In dieser Sendung geht es um die Kernspaltung. Die Entdeckung dieser ungeheueren Energiequelle aus dem Jahr 1938 beeinflusst unser heutiges Leben ganz entscheidend. Sie führte einerseits zur Entwicklung der Kernwaffen mit dem bekannten "Gleichgewicht des Schreckens", andererseits zur friedlichen Nutzung in der Medizin und in Kernkraftwerken.

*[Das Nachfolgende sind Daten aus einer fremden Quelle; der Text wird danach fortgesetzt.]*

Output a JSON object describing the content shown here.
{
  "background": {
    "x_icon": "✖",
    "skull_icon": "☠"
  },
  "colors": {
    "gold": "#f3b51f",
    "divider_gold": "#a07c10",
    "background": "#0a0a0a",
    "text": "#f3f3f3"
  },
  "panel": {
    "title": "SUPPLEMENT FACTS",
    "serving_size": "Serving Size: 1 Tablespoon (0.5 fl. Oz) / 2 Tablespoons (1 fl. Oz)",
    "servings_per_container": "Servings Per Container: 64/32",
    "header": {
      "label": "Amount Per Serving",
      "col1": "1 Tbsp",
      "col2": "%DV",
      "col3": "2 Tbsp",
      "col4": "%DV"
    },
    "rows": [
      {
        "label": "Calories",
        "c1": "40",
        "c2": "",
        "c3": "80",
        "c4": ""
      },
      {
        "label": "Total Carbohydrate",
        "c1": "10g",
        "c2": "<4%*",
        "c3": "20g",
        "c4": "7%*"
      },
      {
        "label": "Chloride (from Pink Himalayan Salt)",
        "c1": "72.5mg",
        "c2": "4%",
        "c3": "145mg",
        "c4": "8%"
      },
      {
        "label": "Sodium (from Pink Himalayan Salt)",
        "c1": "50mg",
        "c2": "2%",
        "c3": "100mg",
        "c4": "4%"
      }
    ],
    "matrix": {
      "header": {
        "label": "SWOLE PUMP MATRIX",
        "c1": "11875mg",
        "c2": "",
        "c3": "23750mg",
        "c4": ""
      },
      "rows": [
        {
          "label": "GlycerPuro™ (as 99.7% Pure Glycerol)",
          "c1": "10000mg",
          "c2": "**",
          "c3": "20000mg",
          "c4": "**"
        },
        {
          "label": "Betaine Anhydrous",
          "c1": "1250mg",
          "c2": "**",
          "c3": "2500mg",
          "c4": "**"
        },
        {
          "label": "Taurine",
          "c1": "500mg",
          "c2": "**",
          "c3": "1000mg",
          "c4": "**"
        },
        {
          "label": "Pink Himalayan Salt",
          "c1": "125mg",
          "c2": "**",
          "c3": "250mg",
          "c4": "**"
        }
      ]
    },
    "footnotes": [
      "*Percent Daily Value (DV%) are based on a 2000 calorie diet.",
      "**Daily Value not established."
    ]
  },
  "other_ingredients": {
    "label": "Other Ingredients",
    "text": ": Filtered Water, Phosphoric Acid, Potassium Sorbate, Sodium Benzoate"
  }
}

Die Sendung gliedert sich in folgende Abschnitte:
Die gewaltige Energie eines Kernkraftwerks wird mit einer vergleichsweise
geringen Menge an Brennmaterial und Abfall bewerkstelligt. Aber dies bedeutet
ganz und gar nicht, dass der Betrieb unproblematisch ist. Die abgebrannten Brennstäbe können nur in Sicherheitsbehältern, sogenannten
Castoren, transportiert werden. Regelmäßige Protestveranstaltungen von
Anti-Kernkraft-Initiativen erfordern einen sehr hohen Begleitschutz der Polizei. Es gibt auch viele Befürworter der
Nutzung der Kernkraft. Sie weisen darauf hin, dass die Kernkraft im Gegensatz
zur Verbrennung von Kohle, Öl und Erdgas kein Kohlenstoffdioxid freisetzt und
deshalb dem Treibhaus-Effekt entgegen wirkt. Außerdem sind sie überzeugt, dass
der Energiebedarf der Menschen auf absehbare Zeit nur mit Kernenergie befriedigt
werden kann.
Die Kernspaltung wurde 1938 eher zufällig von Otto Hahn und Fritz Straßmann entdeckt. Sie versuchten,
Uran235-Kerne durch Beschuss mit Neutronen in größere Nuklide zu verwandeln,
aber überraschend fanden Sie anschließend viel kleinere Kerne wie Barium und
Krypton, offensichtlich die Spaltprodukte von U235. Die Forscher überall auf der Welt
erkannten sehr schnell die Bedeutung dieser Entdeckung, denn damit konnte mit
einer einzigen Reaktion eine gewaltige Energie von 210 MeV gewonnen werden.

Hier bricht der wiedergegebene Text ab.